Les nuisibles
Ce ne sont pas ceux que l'on croit.
Les miens sont équipés de deux pattes et deux bras chacun, surmontés d'une boîte crânienne vierge de tout autre élément que de vent ou éventuellement d'eau de mer à la belle saison, lorsqu'ils vont se baigner.
Comparé à la population locale, le nuisible ne représente qu'un infinitésimal pourcentage, ce qui ne l'empêche pas d'occasionner des dégâts considérables dans le biotope.
Parmi les spécimens les plus remarquables, arrêtons-nous sur une certaine Faustine, fleuron de ce que l'on appelle le troisième âge pour toute l'énergie dont elle fait preuve dès l'aube. A l'aide d'un doigt pourvu d'un ongle pouvant à l'occasion servir de griffe, tac, elle ouvre la radio. Un bourdonnement continu empli l'air du matin, faisant fuir les derniers chats errants, réveille les oiseaux et les voisins. Des fenêtres claquent: on tente de s'isoler pour retourner encore quelques minutes sous la couette.
A sept heures, Sérafino, prénom qui lui sied comme un tutu à un bonobo du Gabon, entre en scène au volant d'une guimbarde d'avant-guerre (la première) pétaradante dont le pot d'échappement méphitique éructe de nocives fumées. Il reviendra ainsi dix, quinze, vingt fois dans la journée, car tel un écureuil avec ses noisettes, il oublie toujours soit un tournevis, soit un journal, soit n'importe quel objet caché dans son hangar. Nul ne s'aviserait de lui en faire reproche, il a le verbe haut et arracherait encore, dans sa colère, un pan de mur en reculant brutalement dans la ruelle étroite.
8 heures, un troupeau de mastodontes indiens rejoue la bataille de l'Hydaspe, quinze éléphants de cinq tonnes chacun se préparent à la charge. Ah non, c'est seulement au-dessus de moi: on fait le ménage. Une machine à faire le pain très poussive va tourner deux heures durant en vue de sortir un pâton plus mauvais que celui du boulanger.
Un peu plus tard, la bipède du 35 s'étire sur son balcon, ouvre grand sa cavité buccale d'où s'échappe une logorrhée qui ne s'épuisera qu'au soir tombant. Une élocution sentencieuse, décortiquant chaque mot martelé syllabes par syllabes, ponctuée de vôaaalaaaa calamiteux sort d'un gosier pourvu de haut-parleurs. Sa couvée en prend plein les oreilles mais une fois celle-ci envolée pour l'école, la bavarde déniche encore des victimes dans son téléphone portable.
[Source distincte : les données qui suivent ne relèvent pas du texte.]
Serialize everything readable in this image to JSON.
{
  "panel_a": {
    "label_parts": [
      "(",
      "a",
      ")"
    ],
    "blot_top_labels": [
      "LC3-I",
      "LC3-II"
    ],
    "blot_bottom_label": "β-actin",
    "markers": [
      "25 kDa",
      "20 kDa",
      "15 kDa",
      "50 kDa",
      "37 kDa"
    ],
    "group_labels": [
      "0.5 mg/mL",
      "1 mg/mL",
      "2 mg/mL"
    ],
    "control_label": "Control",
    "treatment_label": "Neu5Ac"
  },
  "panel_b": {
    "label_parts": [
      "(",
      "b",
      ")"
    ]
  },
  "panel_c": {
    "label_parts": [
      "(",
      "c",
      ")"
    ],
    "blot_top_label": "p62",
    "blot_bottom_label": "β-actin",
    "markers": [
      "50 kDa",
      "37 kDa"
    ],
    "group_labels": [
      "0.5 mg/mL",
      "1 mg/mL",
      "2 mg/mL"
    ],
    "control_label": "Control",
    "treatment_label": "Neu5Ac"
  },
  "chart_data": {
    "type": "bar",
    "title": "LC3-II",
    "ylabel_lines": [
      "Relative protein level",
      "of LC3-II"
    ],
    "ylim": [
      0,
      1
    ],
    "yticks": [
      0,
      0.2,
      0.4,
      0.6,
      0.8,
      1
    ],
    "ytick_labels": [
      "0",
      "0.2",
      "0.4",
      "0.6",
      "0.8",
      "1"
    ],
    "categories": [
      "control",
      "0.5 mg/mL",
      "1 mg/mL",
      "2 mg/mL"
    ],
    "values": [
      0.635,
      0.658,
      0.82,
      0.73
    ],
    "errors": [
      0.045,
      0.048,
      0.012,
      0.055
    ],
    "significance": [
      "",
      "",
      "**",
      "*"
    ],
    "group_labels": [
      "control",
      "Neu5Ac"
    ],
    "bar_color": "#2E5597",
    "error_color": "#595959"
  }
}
Enfin, en outsider, nous avons les jumelles au numéro six de la rue en face. Pas plus de douze mois, jolies porcelaines fragiles, deux petites nuisibles immatures en tout sauf en voix. Ni pleurs, ni rires, juste des hurlements que l'on pourrait confondre, dans les meilleurs moments, avec les cris stridents des goélands.
Les goélands, tiens, parlons-en, des goélands. Tout le monde s'accorde pour dire qu'ils représentent avec leur arrogance triomphante au-dessus de nos toits paisibles, la nuisance la plus insupportable du quartier.